Authors: Marianne De Pierres
Tags: #science fiction, #Virgin Jackson, #park ranger, #megacity, #drug runners, #Nate Sixkiller
Chapter Twenty-Three
Moonee was a tiny pocket of the city’s coastal mass that hadn’t been affected by the shift away from terraced hi-rise, hi-density living.
Other than some office clusters in what had been the old Central Business Districts of individual cities, Moonee was one of the few hi-rise residential builds left on the East Coast.
Of course the old CBDs didn’t exist anymore. Or at least, the buildings were still there but not as markers for individual downtown hearts. But Moonee had been built as a detention facility for illegal immigrants. When the city had subsumed the entire eastern landscape, the refugees had stayed on here, but the money for services had evaporated. Utilities were still extended to the area, but maintenance and policing were hit and miss.
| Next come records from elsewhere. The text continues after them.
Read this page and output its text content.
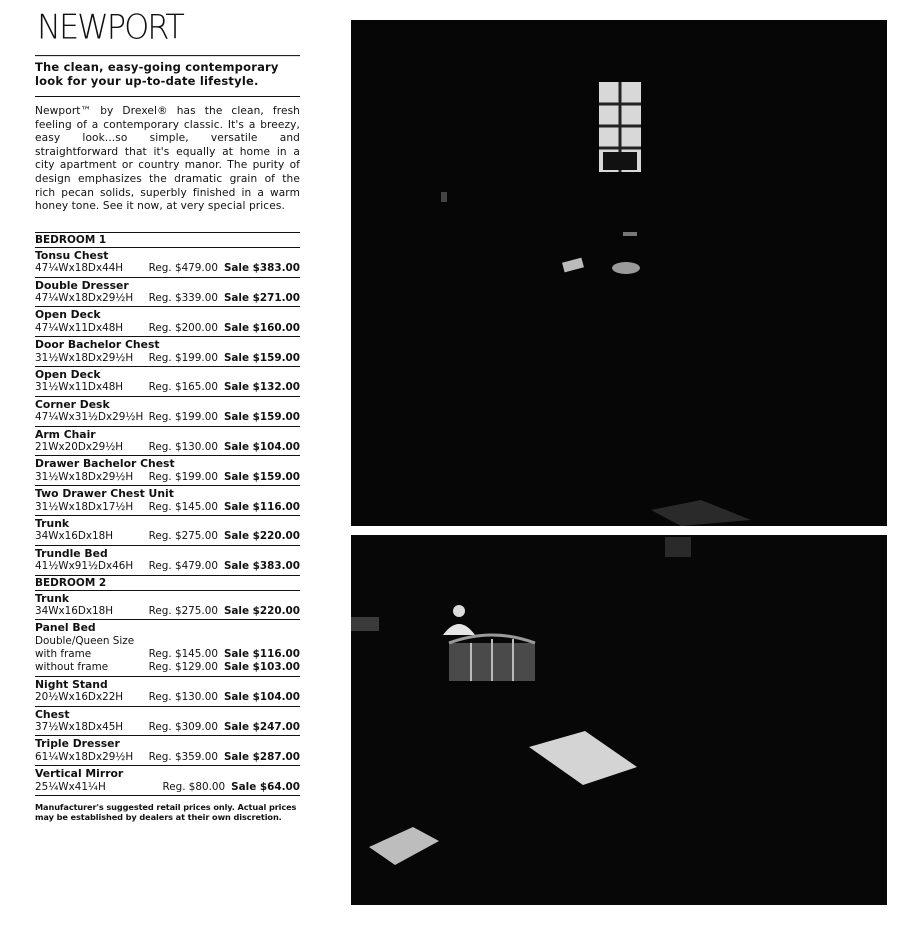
NEWPORT

The clean, easy-going contemporary look for your up-to-date lifestyle.

Newport™ by Drexel® has the clean, fresh feeling of a contemporary classic. It's a breezy, easy look...so simple, versatile and straightforward that it's equally at home in a city apartment or country manor. The purity of design emphasizes the dramatic grain of the rich pecan solids, superbly finished in a warm honey tone. See it now, at very special prices.

BEDROOM 1
Tonsu Chest
47¼Wx18Dx44H	Reg. $479.00 Sale $383.00
Double Dresser
47¼Wx18Dx29½H	Reg. $339.00 Sale $271.00
Open Deck
47¼Wx11Dx48H	Reg. $200.00 Sale $160.00
Door Bachelor Chest
31½Wx18Dx29½H	Reg. $199.00 Sale $159.00
Open Deck
31½Wx11Dx48H	Reg. $165.00 Sale $132.00
Corner Desk
47¼Wx31½Dx29½H Reg. $199.00 Sale $159.00
Arm Chair
21Wx20Dx29½H	Reg. $130.00 Sale $104.00
Drawer Bachelor Chest
31½Wx18Dx29½H	Reg. $199.00 Sale $159.00
Two Drawer Chest Unit
31½Wx18Dx17½H	Reg. $145.00 Sale $116.00
Trunk
34Wx16Dx18H	Reg. $275.00 Sale $220.00
Trundle Bed
41½Wx91½Dx46H	Reg. $479.00 Sale $383.00
BEDROOM 2
Trunk
34Wx16Dx18H	Reg. $275.00 Sale $220.00
Panel Bed
Double/Queen Size
with frame	Reg. $145.00 Sale $116.00
without frame	Reg. $129.00 Sale $103.00
Night Stand
20½Wx16Dx22H	Reg. $130.00 Sale $104.00
Chest
37½Wx18Dx45H	Reg. $309.00 Sale $247.00
Triple Dresser
61¼Wx18Dx29½H	Reg. $359.00 Sale $287.00
Vertical Mirror
25¼Wx41¼H	Reg. $80.00 Sale $64.00
Manufacturer's suggested retail prices only. Actual prices may be established by dealers at their own discretion.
It became a cauldron of cultural and spiritual splinter groups. Once you entered one of the terraced hi-rise buildings, there was no clear exit. Entire floors were taken over by factions, which meant that homemade stairs had been attached to the sides – none of them built to safety standards. Sometimes they were little more than a rope and some chinks in the wall.
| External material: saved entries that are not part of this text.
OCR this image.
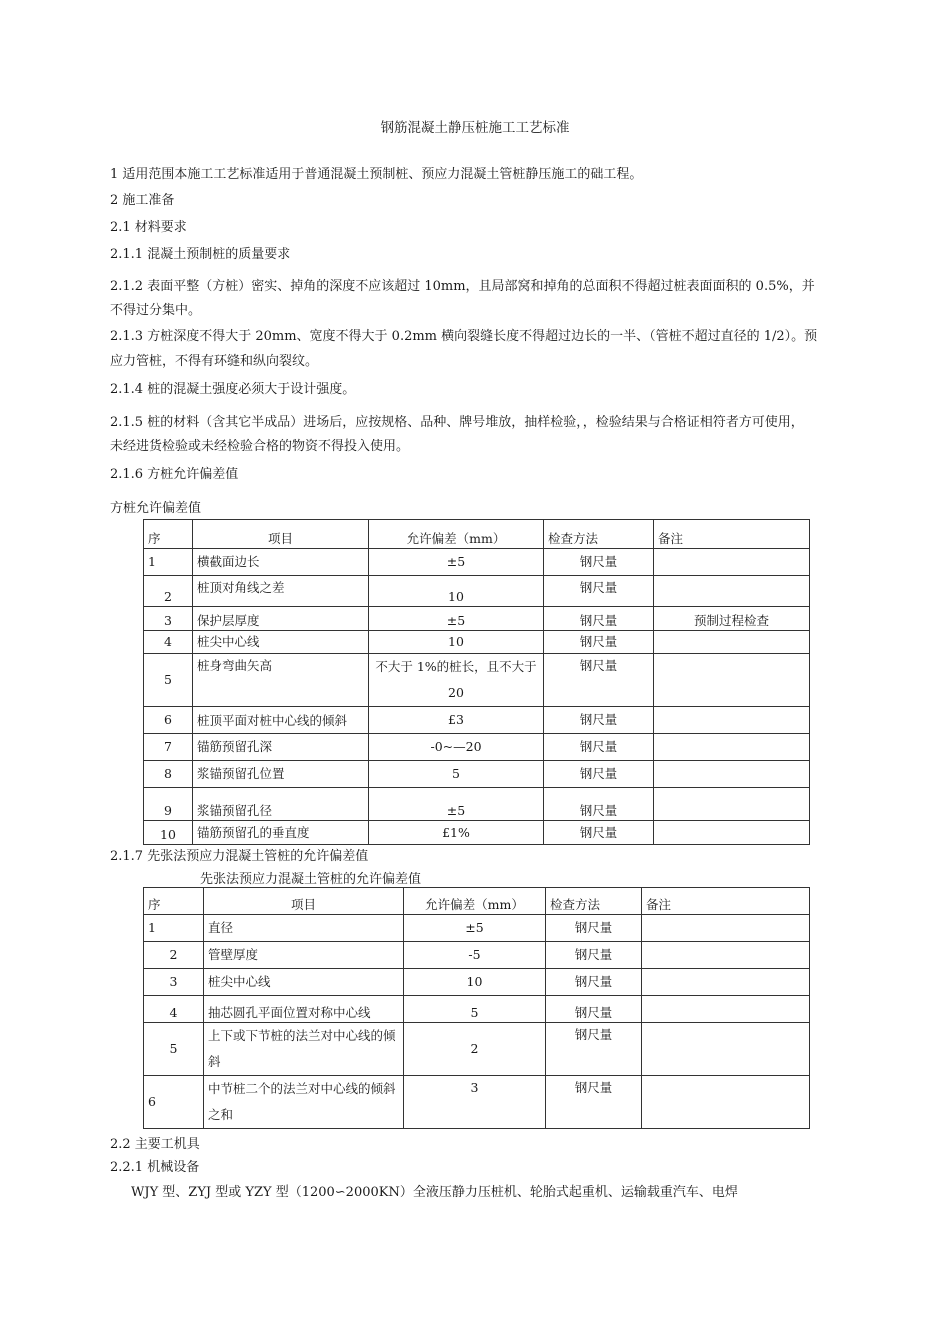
钢筋混凝土静压桩施工工艺标准
1 适用范围本施工工艺标准适用于普通混凝土预制桩、预应力混凝土管桩静压施工的础工程。
2 施工准备
2.1 材料要求
2.1.1 混凝土预制桩的质量要求
2.1.2 表面平整（方桩）密实、掉角的深度不应该超过 10mm，且局部窝和掉角的总面积不得超过桩表面面积的 0.5%，并
不得过分集中。
2.1.3 方桩深度不得大于 20mm、宽度不得大于 0.2mm 横向裂缝长度不得超过边长的一半、（管桩不超过直径的 1/2）。预
应力管桩，不得有环缝和纵向裂纹。
2.1.4 桩的混凝土强度必须大于设计强度。
2.1.5 桩的材料（含其它半成品）进场后，应按规格、品种、牌号堆放，抽样检验，，检验结果与合格证相符者方可使用，
未经进货检验或未经检验合格的物资不得投入使用。
2.1.6 方桩允许偏差值
方桩允许偏差值
序	项目	允许偏差（mm）	检查方法	备注
1	横截面边长	±5	钢尺量	
2	桩顶对角线之差	10	钢尺量	
3	保护层厚度	±5	钢尺量	预制过程检查
4	桩尖中心线	10	钢尺量	
5	桩身弯曲矢高	不大于 1%的桩长，且不大于 20	钢尺量	
6	桩顶平面对桩中心线的倾斜	£3	钢尺量	
7	锚筋预留孔深	-0~—20	钢尺量	
8	浆锚预留孔位置	5	钢尺量	
9	浆锚预留孔径	±5	钢尺量	
10	锚筋预留孔的垂直度	£1%	钢尺量	
2.1.7 先张法预应力混凝土管桩的允许偏差值
先张法预应力混凝土管桩的允许偏差值
序	项目	允许偏差（mm）	检查方法	备注
1	直径	±5	钢尺量	
2	管壁厚度	-5	钢尺量	
3	桩尖中心线	10	钢尺量	
4	抽芯圆孔平面位置对称中心线	5	钢尺量	
5	上下或下节桩的法兰对中心线的倾斜	2	钢尺量	
6	中节桩二个的法兰对中心线的倾斜之和	3	钢尺量	
2.2 主要工机具
2.2.1 机械设备
WJY 型、ZYJ 型或 YZY 型（1200∽2000KN）全液压静力压桩机、轮胎式起重机、运输载重汽车、电焊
More people died falling to their death in Moonee than from any kind of crime.
You had to know where you were going here; it was too easy to stumble onto the wrong level of a building and wind up assaulted and pushed out a window.
I didn’t know where Kadee Matari resided but I knew someone who could probably get word to her. Though I imagined that the moment we stepped over the crates in the alley, she’d known there were strangers in Moonee.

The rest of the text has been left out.